The composites of surface wind anomalies for the different BSISO phases (phase 1 to phase 8) during JJA are illustrated in Fig. 2. We initially analyzed the wind speed anomalies for the eight phases of BSISO for a better understanding of wave response to BSISO. The prominent northeasterly wind anomalies over NIO and Indian subcontinent region are seen in phase 1 of BSISO (Fig. 2a). On the contrary to this, the southern tip of India region displays noticeable northwesterlies during phase 1. During phase 2 and phase 3, also easterly wind anomalies are predominant over NIO and Indian peninsula region but with stronger anomalies compared to phase 1 (Fig. 2a–c). The surface wind anomalies in phase 1–3 show a northward propagation over the NIO with weaker eastward propagation from the AS to the northwest Pacific. Phase 4 shows a reversal of wind anomalies (turned northeasterly to southwesterly) in the southwestern AS and weakening of northeasterly wind anomalies over NIO (Fig. 2d). The southwesterly wind anomalies developed in the southwestern AS in phase 4 gets strengthened and propagate northeastward over to northwest Pacific during phase 5–7 (Fig. 2e–g). In phase 7, northwest Pacific region displays strong southwesterly wind anomalies ~ 2 m/s and it also indicates the eastward propagation of wind anomalies as a response to BSISO. Phase 8 shows reversal of wind anomalies in southwestern AS (turned southwesterlies to northeasterlies) and weakening of southwesterly wind anomalies over NIO (Fig. 2h). Over the southern tip of India and in the equatorial central Indian Ocean (60°E–80°E), westerly (easterly) wind anomalies prevail during phase 2 and phase 3 periods (phase 5 to phase 7). In short, the southwesterly anomalies develop in the southwestern AS in phase 4 shifts into the BOB and maritime continents in phase 5, and propagate over the northwestern Pacific Ocean through phases 6–8. Meanwhile, northeasterly wind anomalies build up over the southwestern AS in phases 8 propagate over the Maritime Continent and BOB in phase 1 and extend across the northwestern central Pacific in phases 2 and 3. BSISO phases 1–3 shows suppressed winds over AS, BOB, western TSIO and western Pacific (Fig. 2a–c), whereas phases 5–7 feature strong westerlies over the said regions (Fig. 2e–g). Phases 4 and 8 appear as transition phases for these regions.

Figure 2.

Figure 2

Composites of surface wind anomalies (shaded and vector; m/s) for (a)–(h) 8 BSISO phases. This figure is generated using PyFerret software (https://ferret.pmel.noaa.gov/Ferret).

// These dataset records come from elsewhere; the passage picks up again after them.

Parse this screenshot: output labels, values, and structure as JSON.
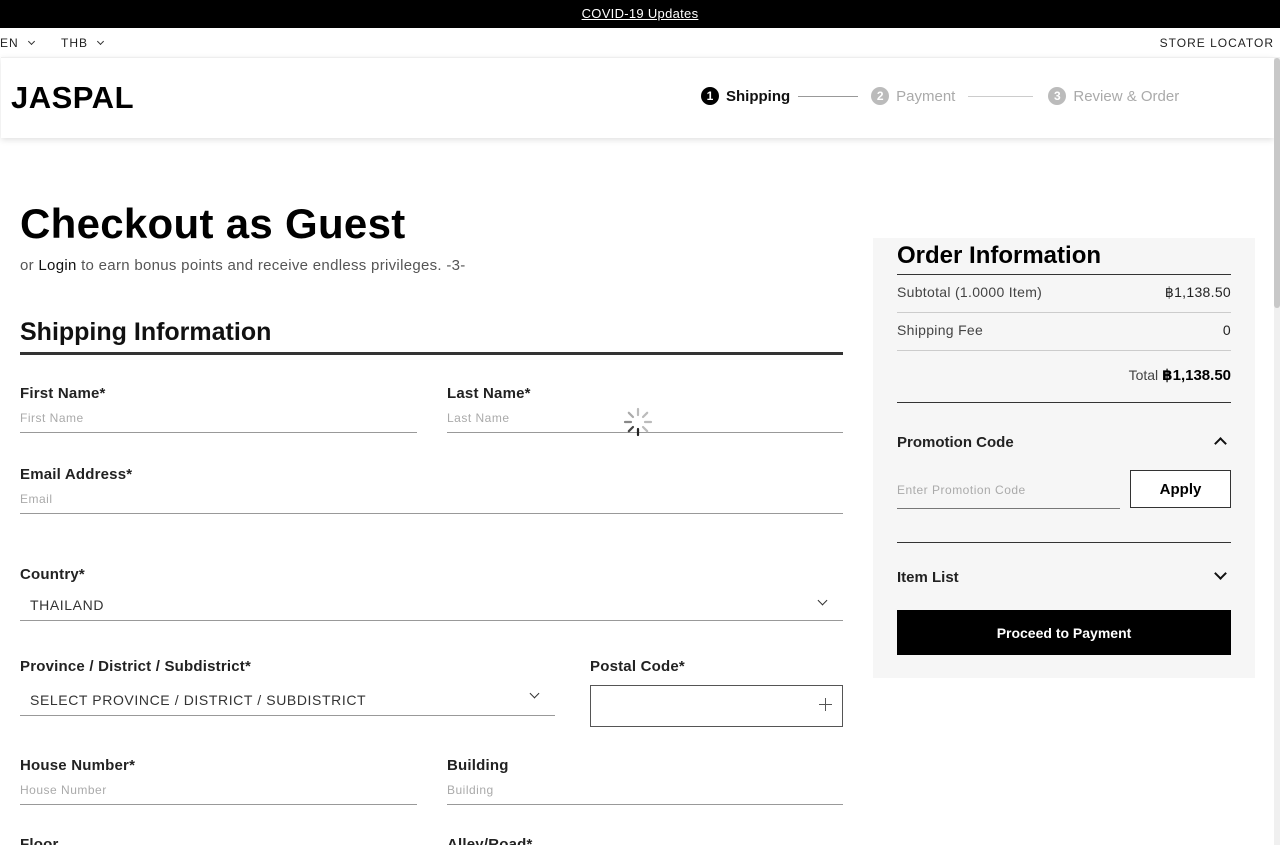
{
  "announcement": {
    "text": "COVID-19 Updates"
  },
  "utility": {
    "language": "EN",
    "currency": "THB",
    "store_locator": "STORE LOCATOR"
  },
  "header": {
    "logo": "JASPAL",
    "steps": [
      {
        "num": "1",
        "label": "Shipping"
      },
      {
        "num": "2",
        "label": "Payment"
      },
      {
        "num": "3",
        "label": "Review & Order"
      }
    ]
  },
  "checkout": {
    "title": "Checkout as Guest",
    "subtitle_pre": "or",
    "login": "Login",
    "subtitle_post": "to earn bonus points and receive endless privileges. -3-"
  },
  "shipping": {
    "title": "Shipping Information",
    "first_name": {
      "label": "First Name*",
      "placeholder": "First Name"
    },
    "last_name": {
      "label": "Last Name*",
      "placeholder": "Last Name"
    },
    "email": {
      "label": "Email Address*",
      "placeholder": "Email"
    },
    "country": {
      "label": "Country*",
      "value": "THAILAND"
    },
    "province": {
      "label": "Province / District / Subdistrict*",
      "value": "SELECT PROVINCE / DISTRICT / SUBDISTRICT"
    },
    "postal": {
      "label": "Postal Code*"
    },
    "house": {
      "label": "House Number*",
      "placeholder": "House Number"
    },
    "building": {
      "label": "Building",
      "placeholder": "Building"
    },
    "floor": {
      "label": "Floor"
    },
    "alley": {
      "label": "Alley/Road*"
    }
  },
  "order": {
    "title": "Order Information",
    "subtitle_label": "Subtotal (1.0000 Item)",
    "subtotal_value": "฿1,138.50",
    "shipping_label": "Shipping Fee",
    "shipping_value": "0",
    "total_label": "Total",
    "total_value": "฿1,138.50",
    "promo_label": "Promotion Code",
    "promo_placeholder": "Enter Promotion Code",
    "apply": "Apply",
    "item_list": "Item List",
    "proceed": "Proceed to Payment"
  }
}
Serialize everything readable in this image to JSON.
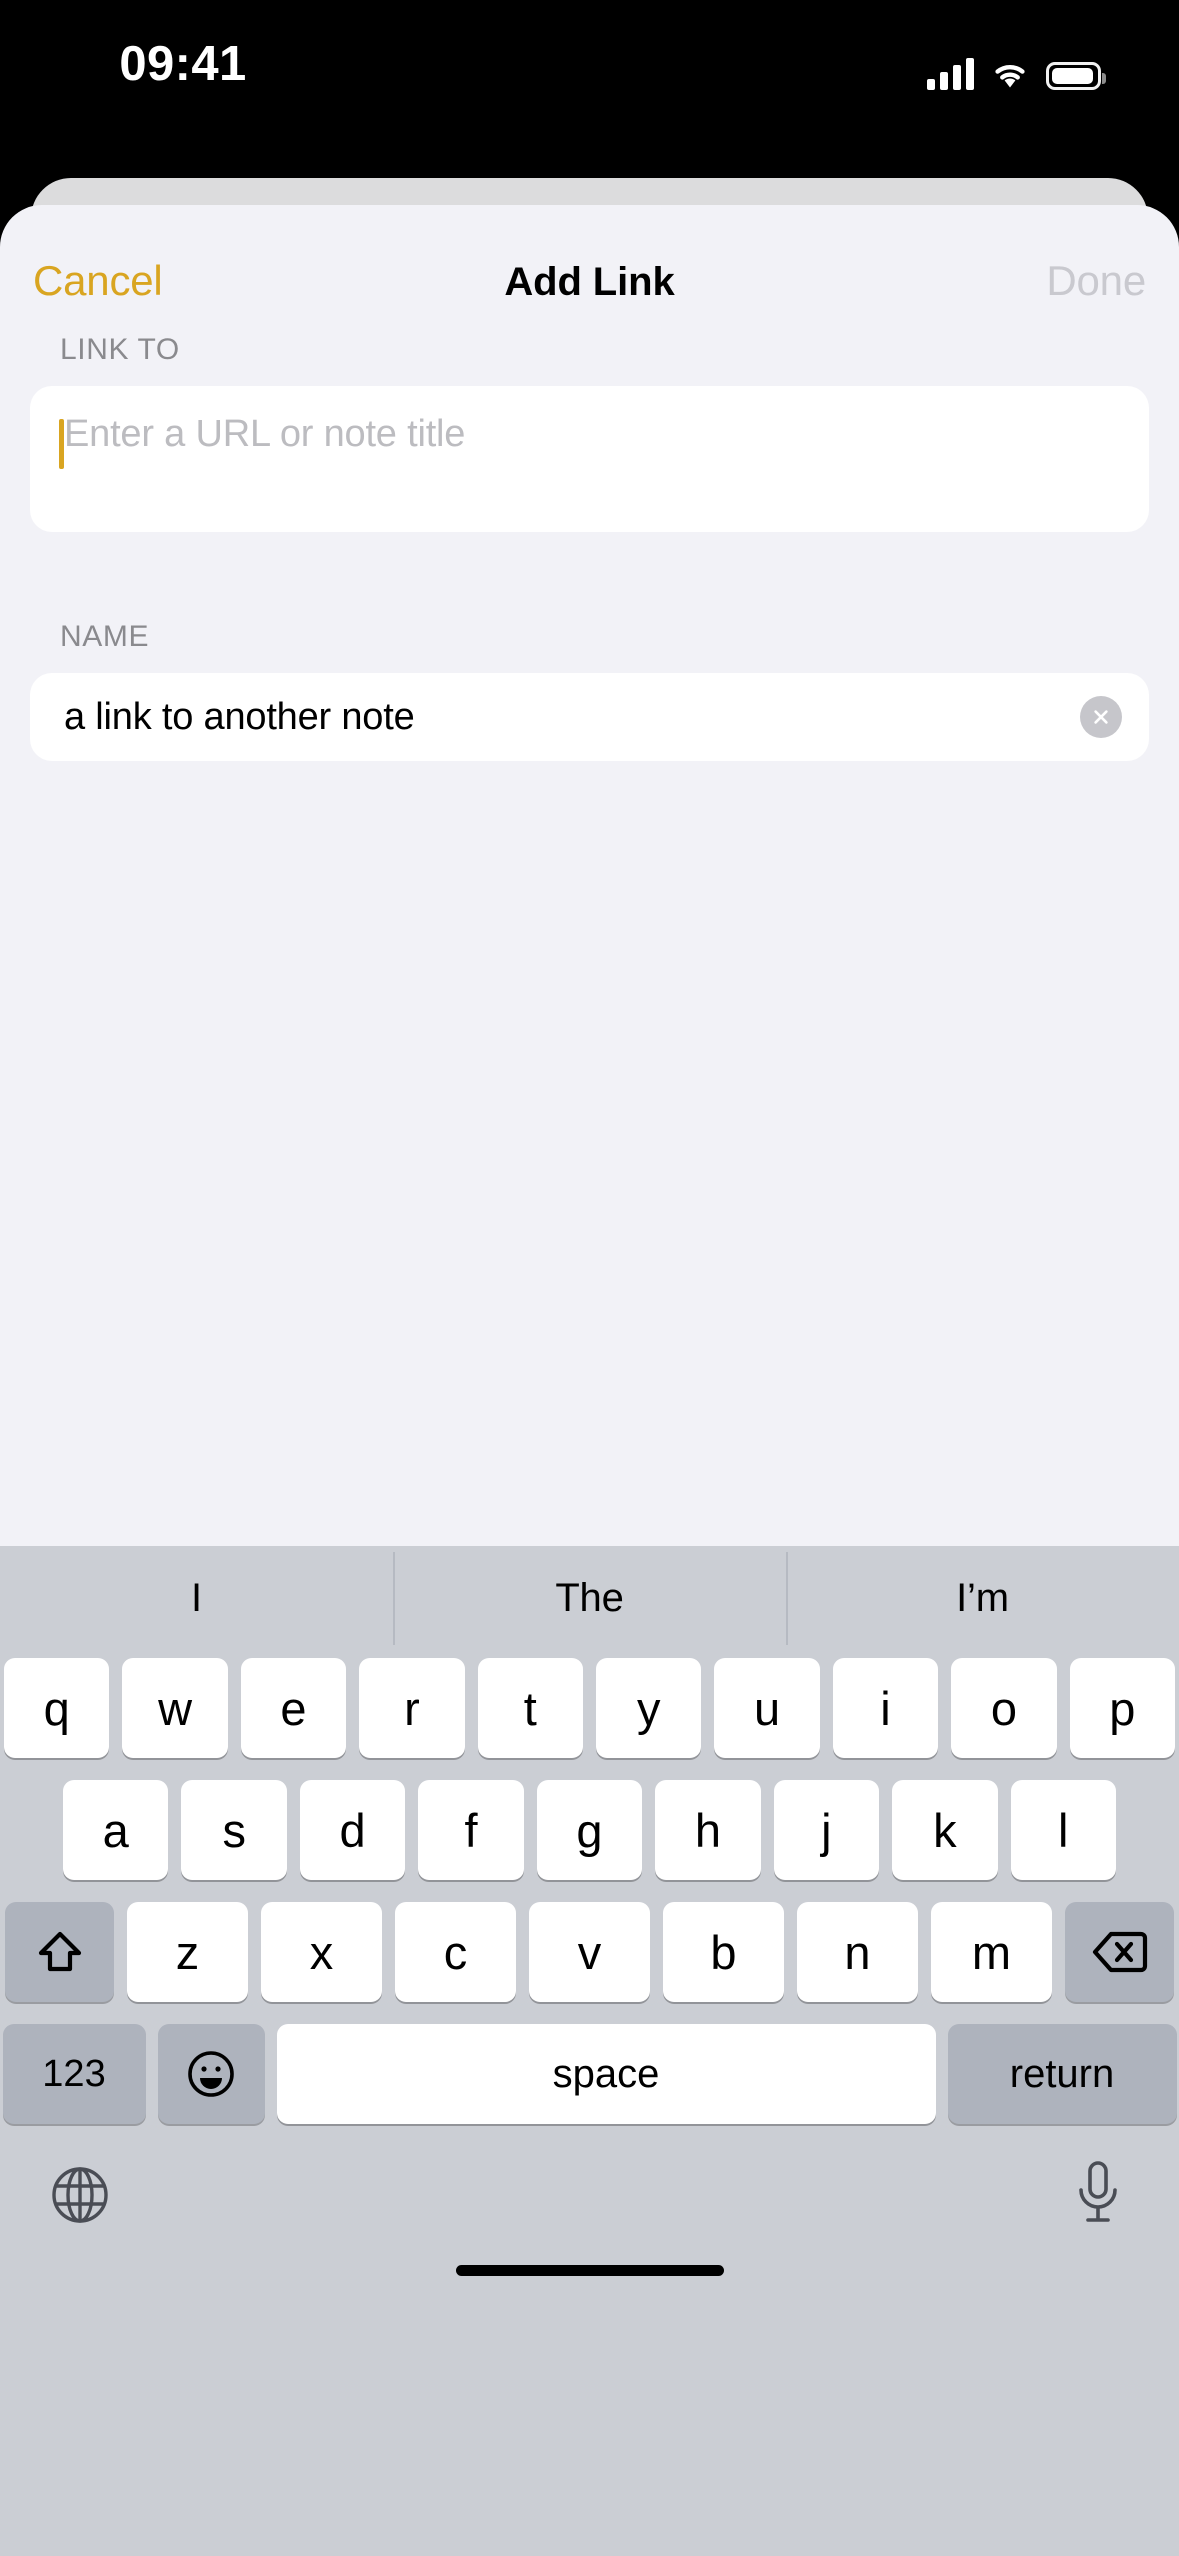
{
  "status_bar": {
    "time": "09:41",
    "signal_icon": "cellular-bars-icon",
    "wifi_icon": "wifi-icon",
    "battery_icon": "battery-icon"
  },
  "navbar": {
    "cancel_label": "Cancel",
    "title": "Add Link",
    "done_label": "Done",
    "cancel_color": "#d9a521",
    "done_color": "#c9c9cf"
  },
  "form": {
    "link_to": {
      "label": "LINK TO",
      "placeholder": "Enter a URL or note title",
      "value": "",
      "caret_color": "#d9a521"
    },
    "name": {
      "label": "NAME",
      "value": "a link to another note",
      "placeholder": "",
      "clear_icon": "clear-circle-icon"
    }
  },
  "keyboard": {
    "predictions": [
      "I",
      "The",
      "I’m"
    ],
    "row1": [
      "q",
      "w",
      "e",
      "r",
      "t",
      "y",
      "u",
      "i",
      "o",
      "p"
    ],
    "row2": [
      "a",
      "s",
      "d",
      "f",
      "g",
      "h",
      "j",
      "k",
      "l"
    ],
    "row3": [
      "z",
      "x",
      "c",
      "v",
      "b",
      "n",
      "m"
    ],
    "shift_icon": "shift-arrow-icon",
    "backspace_icon": "backspace-delete-icon",
    "numbers_label": "123",
    "emoji_icon": "emoji-smiley-icon",
    "space_label": "space",
    "return_label": "return",
    "globe_icon": "globe-icon",
    "mic_icon": "microphone-icon",
    "background_color": "#cbced4",
    "key_color": "#ffffff",
    "fn_key_color": "#aeb3bd"
  },
  "home_indicator": "home-indicator-bar"
}
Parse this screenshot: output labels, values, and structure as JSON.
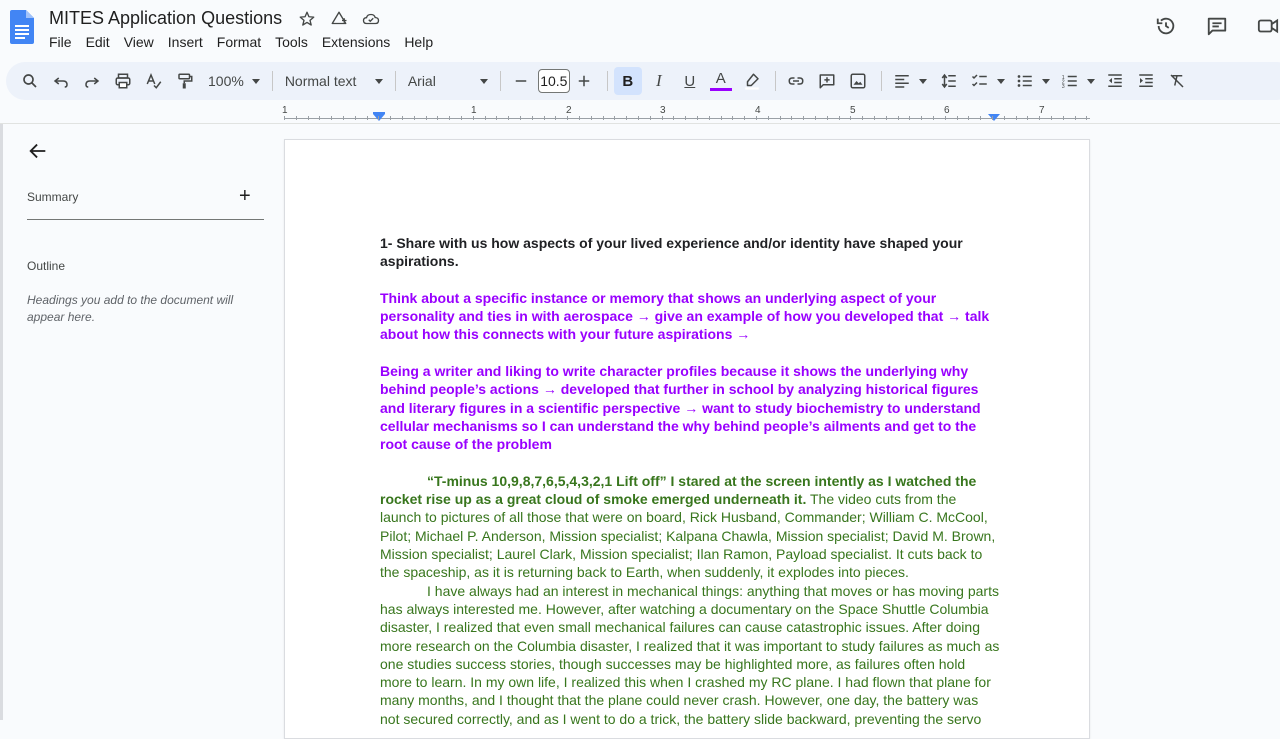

The response of wave heights to the BSISO induced wind anomalies for the Indo-western Pacific Ocean is explored using the composites of SWH anomalies for different BSISO phases (Fig. 3). The strong negative SWH anomalies over western AS and moderate negative anomalies over BoB are noticed during the phases 1 to 3. The significant negative SWH anomalies with strong northward and weak eastward propagation from the western AS to northwest Pacific are identified during phases 2 and 3 as a response to BSISO. During phase 1–3, northeasterly wind anomalies were acting on mean southwesterly winds which caused the significant reduction of wave growth by ~ 50 cm over the Indo-western Pacific region (Figs. 1a, 2ac). The composites of anomalies of normalized energy flux transfer from the wind to waves are displayed in Fig. 4 and the reduced energy flux into waves further supports the reduction (increase) of wave heights over NIO during the phases 2–3 (phase 5–7) (Fig. 4b–c, e–g). Most of the northern Indo-western Pacific region SWH anomalies are negative (~ 50 cm) with negative anomalies of energy flux transfer into waves from the winds where BSISO northeasterly anomalies act on mean state southwesterly winds during phases 1–3. Conversely, SWH anomalies are positive (~ 50 cm) with positive anomalies of energy flux transfer to waves where BSISO southwesterly anomalies act on mean state southwesterly winds during phases 5–7. Therefore, it is important to point out that the intraseasonal variability in the wave heights is highly modulated by the energy transfer into waves from the winds during JJA in response to the BSISO mode.

Figure 3.

Figure 3

Composites of significant wave height anomalies (shaded; m) for (a)–(h) BSISO 8 phases. This figure is generated using PyFerret software (https://ferret.pmel.noaa.gov/Ferret).

Figure 4.

Figure 4

Composite anomalies of normalized energy flux into waves (shaded; Nms−1) for (a)–(h) BSISO 8 phases. This figure is generated using PyFerret software (https://ferret.pmel.noaa.gov/Ferret).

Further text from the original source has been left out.